Protein secondary structure prediction: the early method of protein secondary structure prediction is based on the tendency of amino acids to form helix or fold, and sometimes it must be used together with the method of estimating the energy of forming a secondary structure. These methods can predict the three states of residues (spiral, fold, or curl) with about 60% accuracy. If multiple sequence alignment is used, the accuracy can be greatly improved to 80%. Multiple sequence alignment can know the complete distribution of amino acids at a certain position (including the position near it, generally 7 residues on each side), and the evolution process provides a clearer picture of the structure trend. For example, glycine at a certain position of the protein itself has shown that it is an arbitrary form. However, the comparison of multiple sequences shows that in 95% of the proteins after nearly one billion years of evolution, that is a favorable helical amino acid. In addition, if the average hydrophobicity is detected at that location, it will also be found that the residual solubility is α the spiral is consistent. Taken together, these factors show that glycine in the original protein is α Spiral structure, not an arbitrary shape. Many methods will combine the existing data to form the prediction of three states, including a neural network, hidden Markov model, and support vector machine. Modern prediction methods can also provide confidence scores for prediction results at each location. Accurate secondary structure prediction is an important element of tertiary structure prediction.

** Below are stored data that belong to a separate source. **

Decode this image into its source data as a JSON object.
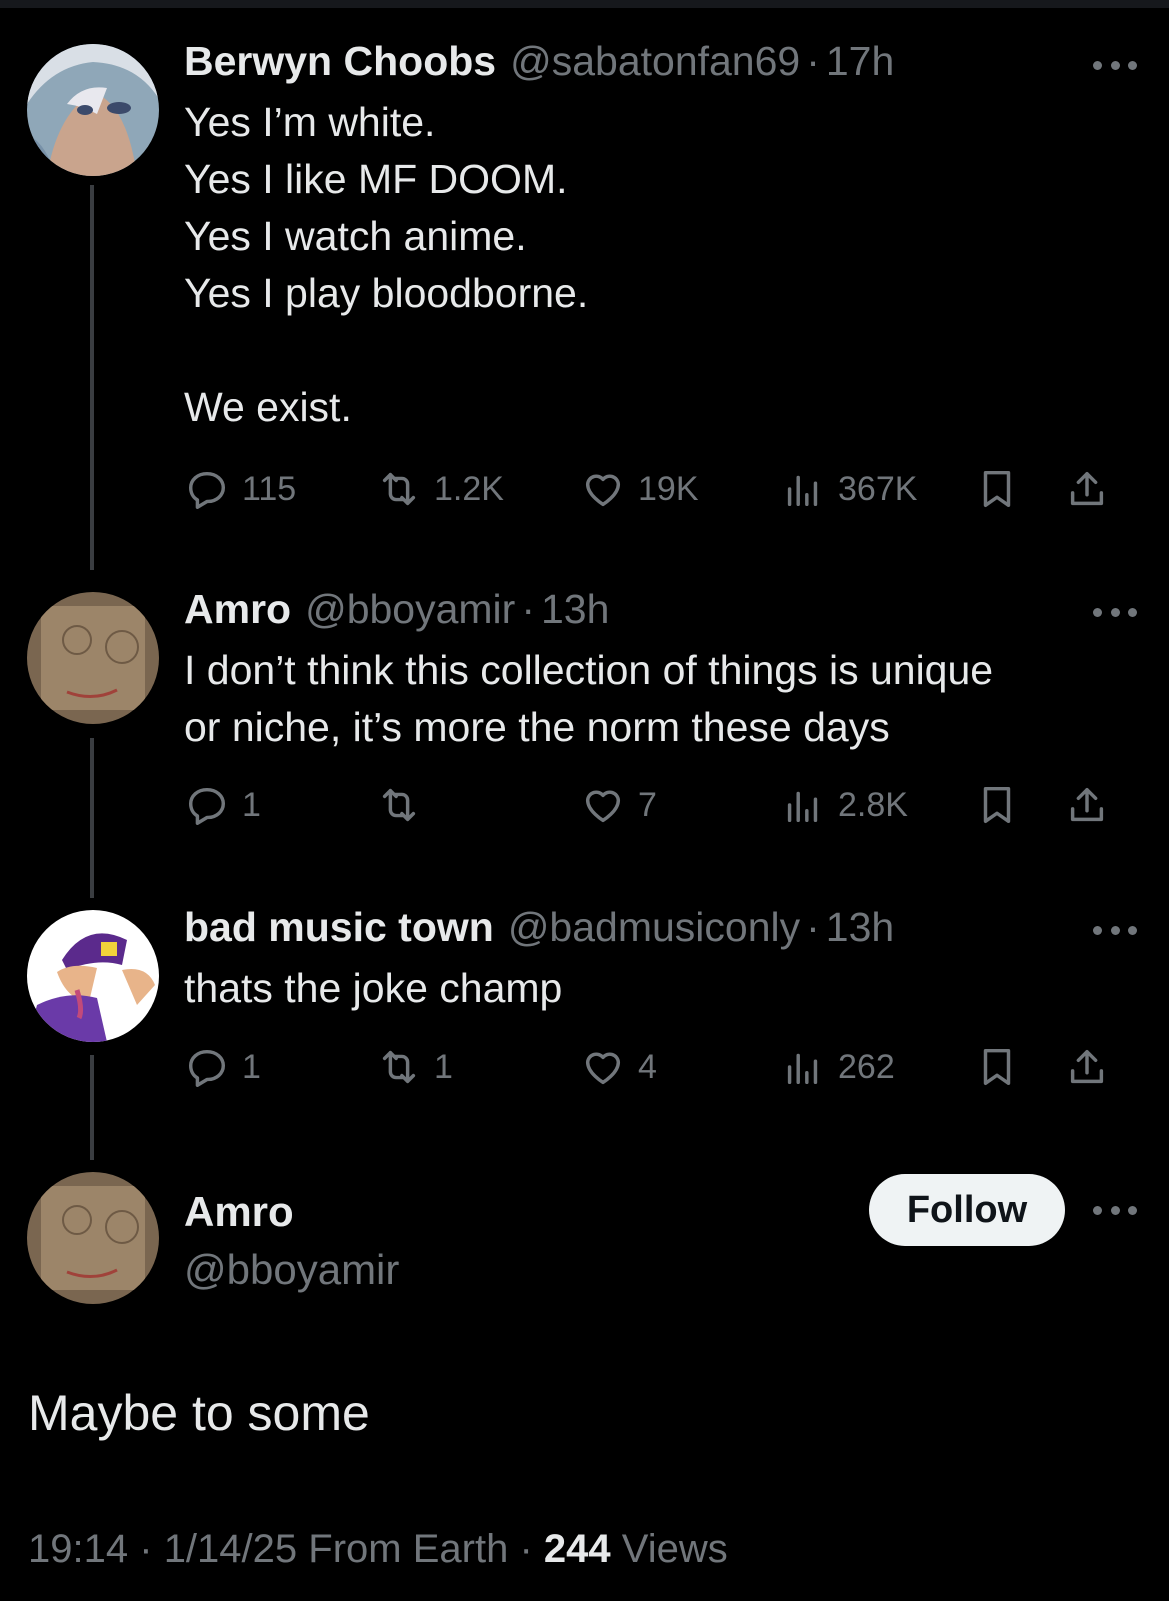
{
  "tweets": [
    {
      "name": "Berwyn Choobs",
      "handle": "@sabatonfan69",
      "time": "17h",
      "text": "Yes I’m white.\nYes I like MF DOOM.\nYes I watch anime.\nYes I play bloodborne.\n\nWe exist.",
      "replies": "115",
      "reposts": "1.2K",
      "likes": "19K",
      "views": "367K"
    },
    {
      "name": "Amro",
      "handle": "@bboyamir",
      "time": "13h",
      "text": "I don’t think this collection of things is unique\nor niche, it’s more the norm these days",
      "replies": "1",
      "reposts": "",
      "likes": "7",
      "views": "2.8K"
    },
    {
      "name": "bad music town",
      "handle": "@badmusiconly",
      "time": "13h",
      "text": "thats the joke champ",
      "replies": "1",
      "reposts": "1",
      "likes": "4",
      "views": "262"
    }
  ],
  "main": {
    "name": "Amro",
    "handle": "@bboyamir",
    "follow_label": "Follow",
    "text": "Maybe to some",
    "time": "19:14",
    "date": "1/14/25",
    "source": "From Earth",
    "views_count": "244",
    "views_label": "Views"
  },
  "separator": "·",
  "icons": {
    "reply": "reply-icon",
    "repost": "repost-icon",
    "like": "heart-icon",
    "views": "views-icon",
    "bookmark": "bookmark-icon",
    "share": "share-icon",
    "more": "more-icon"
  },
  "colors": {
    "background": "#000000",
    "text": "#e7e9ea",
    "muted": "#71767b",
    "follow_bg": "#eff3f4"
  }
}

Machine learning is an algorithm designed to enable the computer to automatically analyze and obtain rules from data and use the rules to predict unknown data. Since the development of machine learning, many algorithms have been developed and applied in a wide range of fields. In the field of bioinformatics, the data-driven ml method can implicitly learn this mechanism from known data based on different RNA sequences or sequence characteristics. Deep learning, random forest, support vector machine, and other algorithms are widely used in protein structure prediction, protein function point prediction, and subcellular location prediction.